Etwas anderes ergibt sich entgegen der Auffassung des 5. Strafsenats
auch nicht aus der Neuregelung über die Höchstgrenze
der regelmäßigen Unterbrechungsfrist für
die Hauptverhandlung in § 229 Abs. 1 StPO durch das 1.
Justizmodernisierungsgesetz vom 24. August 2004 (BGBl. I 2198). Dieses
Gesetz hat die Fristenregelung in § 268 Abs. 3 Satz 2 StPO
unberührt gelassen. Auch die Gesetzesmaterialien (BT-Drucks.
15/999 S. 24/25 und 15/1508 S. 25) geben keinerlei Hinweis darauf, dass
der Gesetzgeber aus den der Änderung des § 229 Abs. 1
StPO zugrunde liegenden Erwägungen der unverändert
gebliebenen, nach ihrem klaren Wortlaut als zwingendes Recht
ausgestalteten Fristenregelung des § 268 Abs. 3 Satz 2 StPO
nunmehr den Charakter einer bloßen Sollvorschrift beimessen
wollte. Etwas anderes wäre allenfalls zu erwägen,
wenn die Neuregelung des § 229 Abs. 1 StPO ihrerseits als
disponibel ausgestaltet worden wäre.

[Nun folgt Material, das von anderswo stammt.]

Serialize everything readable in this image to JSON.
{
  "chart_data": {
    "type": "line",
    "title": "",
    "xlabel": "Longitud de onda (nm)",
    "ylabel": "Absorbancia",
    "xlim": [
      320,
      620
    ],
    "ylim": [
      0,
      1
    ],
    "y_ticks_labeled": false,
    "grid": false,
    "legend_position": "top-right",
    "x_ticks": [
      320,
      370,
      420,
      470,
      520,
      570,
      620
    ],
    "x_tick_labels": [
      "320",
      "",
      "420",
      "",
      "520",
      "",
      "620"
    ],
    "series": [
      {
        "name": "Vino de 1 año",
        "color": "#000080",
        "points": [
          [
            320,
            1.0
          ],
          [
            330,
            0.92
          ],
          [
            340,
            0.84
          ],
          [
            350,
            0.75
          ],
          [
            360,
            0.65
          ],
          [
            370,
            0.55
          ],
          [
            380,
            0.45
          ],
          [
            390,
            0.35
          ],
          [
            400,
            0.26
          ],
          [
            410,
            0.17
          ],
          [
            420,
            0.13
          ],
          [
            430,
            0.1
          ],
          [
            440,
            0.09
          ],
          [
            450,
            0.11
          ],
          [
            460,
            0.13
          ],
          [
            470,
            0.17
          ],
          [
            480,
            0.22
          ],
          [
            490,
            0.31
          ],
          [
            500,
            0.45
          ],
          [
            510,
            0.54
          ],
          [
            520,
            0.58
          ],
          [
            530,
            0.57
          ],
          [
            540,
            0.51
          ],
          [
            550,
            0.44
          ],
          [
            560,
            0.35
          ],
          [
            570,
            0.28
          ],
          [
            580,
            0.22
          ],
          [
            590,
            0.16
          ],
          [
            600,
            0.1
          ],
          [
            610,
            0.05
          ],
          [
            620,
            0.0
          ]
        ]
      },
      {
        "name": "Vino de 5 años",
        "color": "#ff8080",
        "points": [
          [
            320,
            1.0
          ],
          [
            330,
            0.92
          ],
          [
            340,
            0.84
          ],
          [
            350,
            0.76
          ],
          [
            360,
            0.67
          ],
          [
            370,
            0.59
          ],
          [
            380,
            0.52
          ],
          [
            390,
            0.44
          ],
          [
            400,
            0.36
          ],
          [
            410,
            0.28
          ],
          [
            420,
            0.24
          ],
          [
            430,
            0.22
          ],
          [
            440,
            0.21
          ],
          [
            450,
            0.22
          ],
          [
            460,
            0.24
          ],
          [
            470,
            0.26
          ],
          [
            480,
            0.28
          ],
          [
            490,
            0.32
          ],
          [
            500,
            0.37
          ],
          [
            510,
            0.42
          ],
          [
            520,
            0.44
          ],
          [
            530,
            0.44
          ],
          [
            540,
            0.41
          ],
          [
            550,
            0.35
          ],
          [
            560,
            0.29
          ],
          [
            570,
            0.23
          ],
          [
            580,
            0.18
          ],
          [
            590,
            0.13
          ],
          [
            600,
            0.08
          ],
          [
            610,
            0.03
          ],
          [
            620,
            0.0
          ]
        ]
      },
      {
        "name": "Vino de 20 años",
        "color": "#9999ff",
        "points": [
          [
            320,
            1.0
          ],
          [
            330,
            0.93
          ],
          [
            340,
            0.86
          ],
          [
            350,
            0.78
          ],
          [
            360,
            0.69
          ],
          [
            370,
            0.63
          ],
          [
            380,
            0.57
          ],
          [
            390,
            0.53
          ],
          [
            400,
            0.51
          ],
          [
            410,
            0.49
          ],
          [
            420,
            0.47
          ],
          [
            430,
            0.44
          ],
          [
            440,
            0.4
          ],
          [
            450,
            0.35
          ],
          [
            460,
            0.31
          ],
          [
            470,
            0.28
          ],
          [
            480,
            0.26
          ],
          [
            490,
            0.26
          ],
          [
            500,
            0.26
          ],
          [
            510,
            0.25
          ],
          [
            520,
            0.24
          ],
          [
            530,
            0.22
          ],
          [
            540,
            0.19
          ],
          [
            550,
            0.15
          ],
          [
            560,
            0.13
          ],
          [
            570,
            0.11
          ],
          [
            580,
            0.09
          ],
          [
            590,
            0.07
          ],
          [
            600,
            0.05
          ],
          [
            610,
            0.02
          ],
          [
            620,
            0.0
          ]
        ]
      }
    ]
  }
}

Das ist aber gerade nicht
der Fall: Sinn und Zweck der Änderung des § 229 Abs.
1 StPO war es in erster Linie, dem Gericht eine
größere Flexibilität bei der
Terminsbestimmung einzuräumen, um dadurch rein formale
Fortsetzungstermine („Schiebetermine“) weitgehend
zu vermeiden; an dem zwingenden Charakter dieser Vorschrift als solchem
hat der Gesetzgeber indes ungeachtet der Verlängerung der
Unterbrechungsfrist ausdrücklich festgehalten („
… muß die Verhandlung spätestens
… fortgesetzt werden.“; BT-Drucks. aaO).
Für eine planwidrige Regelungslücke, nämlich
eine durch den Gesetzgeber nur versehentlich unterbliebenen
„Anpassung“ der Fristenregelung des § 268
Abs. 3 Satz 2 StPO an die veränderte Unterbrechungsfrist des
§ 229 Abs.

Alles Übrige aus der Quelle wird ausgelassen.